U.S. deficits amplify the threat. Debt-to-GDP sits at 100%, headed to 120% by 2036, per Congressional Budget Office forecasts cited in the letter. Entitlements eat 60% of spending. Growth could ease the burden—if it materializes. But add oil spikes? Central banks face a bind.
Short spike. Little harm. Prolonged war? Different story entirely.
Sticky Inflation Meets Resilient Growth
Dimon insists the U.S. economy holds firm. Consumers earn. They spend—though cracks show. Businesses stay healthy. Tailwinds help: fiscal bills injecting 1% of GDP, Fed securities buys, deregulation, hyperscalers’ $725 billion AI spend in 2026. Yet risks pile up. High asset prices. Low credit spreads. Private credit booms. Cyber threats.
Stagflation terrifies because it traps policymakers. Recession usually kills inflation. Not here. Inflationary forces overpower deflationary ones. Interest rates climb. Asset prices—stocks, homes—plunge under gravity’s pull. Dimon again: “Interest rates are like gravity to almost all asset prices.”
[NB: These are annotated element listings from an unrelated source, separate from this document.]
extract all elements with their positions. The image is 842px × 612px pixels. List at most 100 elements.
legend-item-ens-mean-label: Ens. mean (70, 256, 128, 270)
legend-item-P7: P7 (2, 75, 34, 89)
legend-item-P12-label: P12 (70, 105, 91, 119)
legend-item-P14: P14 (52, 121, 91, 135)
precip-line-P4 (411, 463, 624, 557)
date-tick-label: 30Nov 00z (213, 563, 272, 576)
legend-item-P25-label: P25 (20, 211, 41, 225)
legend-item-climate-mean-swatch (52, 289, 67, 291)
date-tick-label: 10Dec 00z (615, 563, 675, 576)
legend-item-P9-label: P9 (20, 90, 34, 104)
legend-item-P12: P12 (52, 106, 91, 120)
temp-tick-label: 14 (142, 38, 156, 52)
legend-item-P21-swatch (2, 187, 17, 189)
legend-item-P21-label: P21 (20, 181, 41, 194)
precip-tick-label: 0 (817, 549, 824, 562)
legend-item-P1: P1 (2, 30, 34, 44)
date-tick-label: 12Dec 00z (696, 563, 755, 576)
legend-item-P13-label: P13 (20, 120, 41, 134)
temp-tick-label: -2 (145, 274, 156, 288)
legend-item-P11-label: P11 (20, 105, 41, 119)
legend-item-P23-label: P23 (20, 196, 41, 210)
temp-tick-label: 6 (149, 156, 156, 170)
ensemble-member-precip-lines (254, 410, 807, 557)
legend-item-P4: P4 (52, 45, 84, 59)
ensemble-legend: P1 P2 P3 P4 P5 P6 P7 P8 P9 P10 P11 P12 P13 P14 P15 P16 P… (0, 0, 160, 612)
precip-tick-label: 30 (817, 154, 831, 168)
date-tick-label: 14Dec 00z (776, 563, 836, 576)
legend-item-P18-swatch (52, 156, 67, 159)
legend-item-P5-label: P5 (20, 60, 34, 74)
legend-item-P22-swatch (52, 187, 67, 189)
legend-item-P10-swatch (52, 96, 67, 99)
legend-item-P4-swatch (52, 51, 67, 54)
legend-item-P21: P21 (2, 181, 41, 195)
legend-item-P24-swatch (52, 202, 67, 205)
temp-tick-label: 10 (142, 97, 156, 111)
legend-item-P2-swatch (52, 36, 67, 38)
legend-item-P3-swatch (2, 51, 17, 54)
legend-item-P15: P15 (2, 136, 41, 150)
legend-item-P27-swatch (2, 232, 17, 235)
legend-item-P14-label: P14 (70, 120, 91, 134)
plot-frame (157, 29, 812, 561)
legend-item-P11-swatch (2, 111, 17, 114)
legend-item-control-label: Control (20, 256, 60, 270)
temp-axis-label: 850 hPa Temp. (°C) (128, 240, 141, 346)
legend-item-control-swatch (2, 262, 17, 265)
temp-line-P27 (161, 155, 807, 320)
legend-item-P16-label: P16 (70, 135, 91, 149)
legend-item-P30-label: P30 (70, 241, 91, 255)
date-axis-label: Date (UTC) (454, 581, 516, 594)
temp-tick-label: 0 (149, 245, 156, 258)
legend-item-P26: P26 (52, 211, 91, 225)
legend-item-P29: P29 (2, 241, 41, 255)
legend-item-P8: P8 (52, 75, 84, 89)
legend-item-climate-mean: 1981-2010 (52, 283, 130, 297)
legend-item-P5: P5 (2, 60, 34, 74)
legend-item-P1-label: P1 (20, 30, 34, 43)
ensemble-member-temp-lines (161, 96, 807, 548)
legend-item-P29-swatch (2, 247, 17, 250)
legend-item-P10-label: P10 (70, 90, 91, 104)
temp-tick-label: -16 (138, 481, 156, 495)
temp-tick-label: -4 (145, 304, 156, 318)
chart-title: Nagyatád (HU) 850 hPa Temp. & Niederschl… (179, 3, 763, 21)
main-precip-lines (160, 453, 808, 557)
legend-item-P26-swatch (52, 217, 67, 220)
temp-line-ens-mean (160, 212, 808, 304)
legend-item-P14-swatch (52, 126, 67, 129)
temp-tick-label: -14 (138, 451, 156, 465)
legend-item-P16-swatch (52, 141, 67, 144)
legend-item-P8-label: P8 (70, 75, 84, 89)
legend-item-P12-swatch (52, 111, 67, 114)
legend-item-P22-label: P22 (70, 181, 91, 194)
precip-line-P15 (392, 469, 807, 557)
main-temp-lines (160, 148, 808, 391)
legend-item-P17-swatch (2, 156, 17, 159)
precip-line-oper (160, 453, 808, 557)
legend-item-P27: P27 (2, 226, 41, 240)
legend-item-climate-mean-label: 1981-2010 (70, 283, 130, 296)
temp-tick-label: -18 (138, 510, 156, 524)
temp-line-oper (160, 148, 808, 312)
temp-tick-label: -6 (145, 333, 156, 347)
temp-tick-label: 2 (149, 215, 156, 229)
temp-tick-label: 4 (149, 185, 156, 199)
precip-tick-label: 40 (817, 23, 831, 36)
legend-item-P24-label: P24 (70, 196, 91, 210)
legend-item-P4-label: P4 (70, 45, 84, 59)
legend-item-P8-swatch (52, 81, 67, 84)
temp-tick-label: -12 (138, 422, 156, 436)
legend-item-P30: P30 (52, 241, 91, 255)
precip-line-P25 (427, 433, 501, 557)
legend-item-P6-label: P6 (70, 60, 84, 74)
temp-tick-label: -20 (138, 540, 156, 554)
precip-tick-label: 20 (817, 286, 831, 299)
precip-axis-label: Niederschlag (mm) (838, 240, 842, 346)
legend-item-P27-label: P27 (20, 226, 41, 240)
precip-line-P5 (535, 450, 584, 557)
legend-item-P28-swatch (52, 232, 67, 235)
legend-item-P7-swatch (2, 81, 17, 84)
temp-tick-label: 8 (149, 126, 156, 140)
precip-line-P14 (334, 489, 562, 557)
Recent data backs his vigilance. PCE inflation tracks 3.5%, X chatter notes, far above the Fed’s 2% goal. Producer prices hit 2.9%. Consumer prices cooled to 2.4% in January—but oil could reverse that. Experts diverge. Melanie Musson of Quote.com sees short-term jumps past 4%, settling at 3%. Andrew Lokenauth predicts sticky 3% from tariffs, deficits, labor shifts. AOL.
But Dimon worries more. He pegs stagflation odds above market bets. Cyber attacks loom too. “The bad guys can use cyber and they’re going to get stronger,” he told the Norwegian crowd.
Wall Street buys dips anyway. JPMorgan urges it, even at highs. Why? Animal spirits from deficits. But if inflation ticks up? Sentiment flips fast.
Dimon brushes off White House talk. Jokes about the presidency: “If you were to anoint me, I’d be happy to do it. But there’s no way I’d get through primaries, and plus I love what I do.” Two decades at the helm. No plans to quit.
For industry pros, his message rings clear. Prepare. Geopolitics unresolved. Deficits unchecked. Wars unending. Higher prices persist. The rally endures—until the skunk sprays.